Rumors are flying over what might come to the intersection, and most involve a fast-food chain or two, given the size of the site.
No matter what gets built, it will be a marked aesthetic improvement, according to Fred Baker, Waynesville public works director and acting town planner. The town’s smart growth principles require new commercial development to uphold basic architectural and landscaping standards, including sidewalks and street trees.
Related Items
“It is still going to be corporate architecture,” said Baker, referencing the likelihood of fast-food joints coming to the site. “But they will be creating a public zone. You’ll have a sidewalk that didn’t exist and trees that separate the sidewalk from the street.”
The South Main of old was an amorphous sea of asphalt, with parking lots morphing into the street. As lots redevelop, the interface with the street must include defined curbs and a single parking lot entrance, limited to right turns in and out of businesses except at lights.
“We are getting some access management we didn’t get before. Things are getting better organized for the density,” Baker said.
The streetscape is improving in patchwork fashion as new businesses crop up, but over time South Main will see a unified, improved look, he said.
South Main fell into decline after the Dayco rubber plant shut down in the mid-1990s, laying off more than 1,000 workers. Mom-and-pops that once catered to Dayco’s blue-collar workforce soon began to close.

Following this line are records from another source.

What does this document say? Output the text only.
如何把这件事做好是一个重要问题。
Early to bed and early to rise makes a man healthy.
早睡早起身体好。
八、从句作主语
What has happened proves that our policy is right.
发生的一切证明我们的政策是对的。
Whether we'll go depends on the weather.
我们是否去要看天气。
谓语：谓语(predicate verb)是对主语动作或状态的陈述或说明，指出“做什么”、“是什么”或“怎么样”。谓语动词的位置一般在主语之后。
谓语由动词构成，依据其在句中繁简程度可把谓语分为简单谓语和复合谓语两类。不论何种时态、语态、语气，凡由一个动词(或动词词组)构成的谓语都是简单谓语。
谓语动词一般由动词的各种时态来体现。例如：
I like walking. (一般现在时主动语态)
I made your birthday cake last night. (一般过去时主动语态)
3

South Main devolved into an eyesore: a hodge-podge of run-down buildings, cracked parking lots over-grown with weeds and a hulking, shuttered factory deemed a Superfund site due to environmental contamination.
When Dayco was bulldozed to make way for the Super Walmart shopping complex in 2008, it was heralded as the beginning of a commercial renaissance — albeit of the fast-food and chain store variety — but revitalization stalled out of the gate.
While the recession stymied South Main from taking off, it’s seen a clear uptick in activity in the past couple of years.
• Belk department store, Michael’s craft store, Rack Room shoes and Pet Smart opened in 2012.
• Old Town Bank and a new Waynesville liquor store opened in 2013.
• A Taco Bell and Mattress Firm opened earlier this year, with the lots where they were built going for a total of $900,000.
The town commissioned a street study in 2012 to set the stage for how the corridor should be developed to make it more pedestrian-friendly and aesthetically appealing. A make-over hinges on two key ingredients: commercial development and a big-ticket street redesign by the Department of Transportation.
Until traffic congestion gets bad enough, which depends on more commercial development, DOT is unlikely to take on a total street redesign.
“I don’t think you will see much implementation of the corridor plan until you see some redevelopment,” Baker said.